How does the paraview distribute tasks to each node during parallel rendering?

Recently, I have been using the function of Paraview parallel rendering. I am very interested in the distribution of parallel tasks. I am currently reading the source code, but I want to understand this aspect accurately.
Thank you in advance for telling me.

https://www.paraview.org/Wiki/Setting_up_a_ParaView_Server
https://vtk.org/Wiki/VTK/MultiPass_Rendering_With_IceT

You will have to be more specific if you want a specific answer.

I want to know how Paraview divides model data during parallel rendering and distributes them to each parallel rendering core, which should be responsible for part of the final rendered image.

It depends if your data is structured or unstructured.

For structured data, the extent or simply distributed spatially
For unstructured data, nothing is done by default, so it depends of the reader you are using or if you are using filters to redistribute data.

So paraview uses IceT to distribute data to a rendering server for parallel rendering?
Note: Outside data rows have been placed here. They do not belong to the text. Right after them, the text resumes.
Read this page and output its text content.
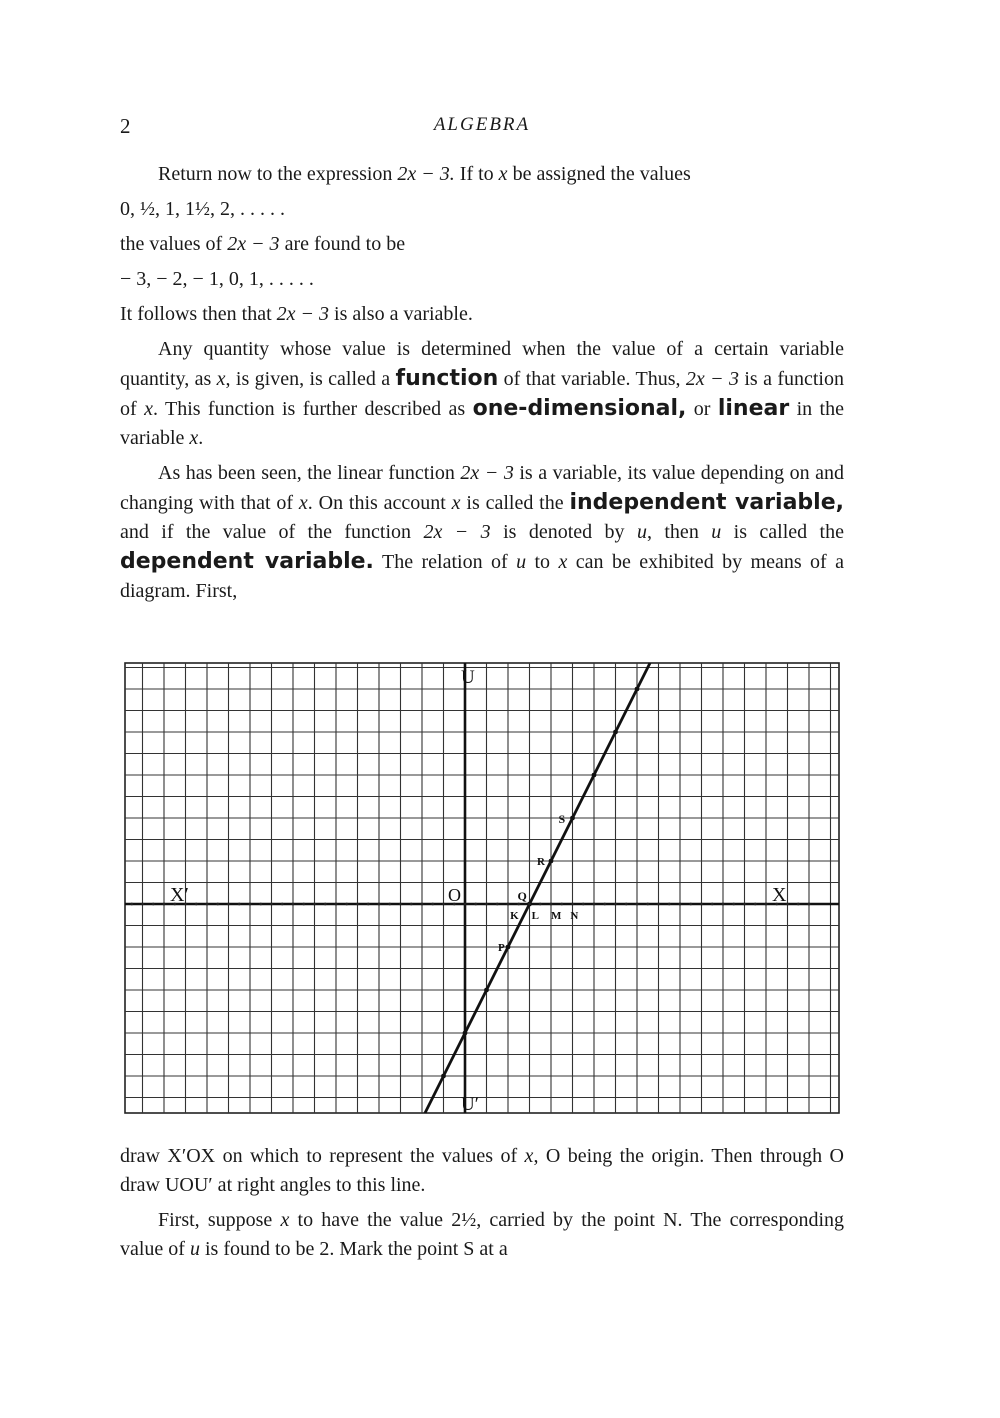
2	ALGEBRA

Return now to the expression 2x − 3. If to x be assigned the values

0, ½, 1, 1½, 2, . . . . .

the values of 2x − 3 are found to be

− 3, − 2, − 1, 0, 1, . . . . .

It follows then that 2x − 3 is also a variable.

Any quantity whose value is determined when the value of a certain variable quantity, as x, is given, is called a function of that variable. Thus, 2x − 3 is a function of x. This function is further described as one-dimensional, or linear in the variable x.

As has been seen, the linear function 2x − 3 is a variable, its value depending on and changing with that of x. On this account x is called the independent variable, and if the value of the function 2x − 3 is denoted by u, then u is called the dependent variable. The relation of u to x can be exhibited by means of a diagram. First,

U
U′
X′	X
O
K L M N
P
Q
R
S

draw X′OX on which to represent the values of x, O being the origin. Then through O draw UOU′ at right angles to this line.

First, suppose x to have the value 2½, carried by the point N. The corresponding value of u is found to be 2. Mark the point S at a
I don’t know if my understanding is wrong.

Like @mwestphal said, you are asking very general questions about a complex system that can behave differently depending on the circumstances.

I note that you said “distribute data to a rendering server”. That is implying that there is a separate data server and render server. Although you can set up ParaView servers in this way, this is a very archaic feature that almost no one uses (with the possible exception of using tiled displays). Usually, there is just one “paraview server” that functions for reading data, running filters, and parallel rendering.

IceT usually does not distribute data. The data distribution is usually determined by the reader, and the reader usually bases the distribution on the layout of the data in files. IceT just renders data locally where it has been partitioned and then combines images together.

That said, there are filters that can explicitly change the distribution of the data. Also, if you render something transparent (like a volume rendering), then the rendering might redistribute the data using a k-d tree.

If you haven’t yet, I suggest reading through the chapter in The ParaView Guide on remote and parallel visualization (Chapter 14 in the latest version). The most relevant part starts in the “Understanding parallel processing” section (14.5) to the end of that chapter.